According to an analysis of the legislation by the Davis Polk firm, the bill would not necessarily substantially reduce insider trading. Most companies have policies such as blackout periods prohibiting trades when insiders have material, nonpublic information. However, the bill carries several new compliance requirements for public companies, including:
- Trading-related compliance policies and procedures would be required by federal securities law;
- Policies and procedures to address nonmaterial information if the company is required to file an 8-K or elects to do so at its own discretion, including unanticipated circumstances, unlike regular blackout periods that align with quarterly earnings releases.
As it is written, the legislation raises several risks for public companies, including:
- The risk of SEC enforcement action against a company if the SEC concludes that a company’s policies are not reasonably designed or not rigorously and evenly enforced;
- The need to identify and clearly convey to insiders the date the company decides a disclosure needs to be filed;
- A company could be investigated for trading inside the “gap” even if the trade was inadvertent or automatic.
According to the analysis, the legislation could lead to the unintended of consequence of companies making fewer discretionary disclosures.

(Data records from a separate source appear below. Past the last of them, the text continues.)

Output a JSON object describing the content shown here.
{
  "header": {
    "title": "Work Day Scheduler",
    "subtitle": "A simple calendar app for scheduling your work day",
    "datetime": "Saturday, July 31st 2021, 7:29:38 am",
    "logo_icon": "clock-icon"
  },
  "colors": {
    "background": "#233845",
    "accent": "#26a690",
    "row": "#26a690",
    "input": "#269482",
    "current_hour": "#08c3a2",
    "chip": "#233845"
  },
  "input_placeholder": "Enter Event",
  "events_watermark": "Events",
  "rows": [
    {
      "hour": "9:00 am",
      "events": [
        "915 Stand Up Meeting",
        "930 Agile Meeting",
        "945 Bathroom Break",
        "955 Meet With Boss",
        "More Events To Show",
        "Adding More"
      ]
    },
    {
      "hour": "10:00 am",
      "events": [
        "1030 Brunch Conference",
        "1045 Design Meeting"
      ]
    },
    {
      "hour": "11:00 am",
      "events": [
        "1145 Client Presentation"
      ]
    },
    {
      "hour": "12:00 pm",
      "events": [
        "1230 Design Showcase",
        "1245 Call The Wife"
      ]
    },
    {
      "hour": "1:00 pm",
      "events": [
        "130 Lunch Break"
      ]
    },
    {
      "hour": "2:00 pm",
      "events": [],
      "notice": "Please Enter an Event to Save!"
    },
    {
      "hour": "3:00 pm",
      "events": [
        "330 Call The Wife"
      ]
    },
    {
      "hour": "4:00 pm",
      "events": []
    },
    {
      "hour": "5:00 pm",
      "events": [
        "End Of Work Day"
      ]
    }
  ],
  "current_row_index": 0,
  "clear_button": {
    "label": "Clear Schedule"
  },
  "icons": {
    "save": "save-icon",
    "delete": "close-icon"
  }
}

Further, the legislation implies that there is bipartisan support for the idea that companies bear some legal responsibility for insider trading, as opposed to the individual and/or the broker/investment advisor that completed the trade.
The legislation is the result of a quantitative study by law professors at Harvard and Columbia, including Professor Robert Jackson, who is currently an SEC Commissioner about to return to academia. The authors found "systemic abnormal returns" of trades made prior to an 8-K filing and urged Congress and the SEC to consider whether further restrictions should be imposed.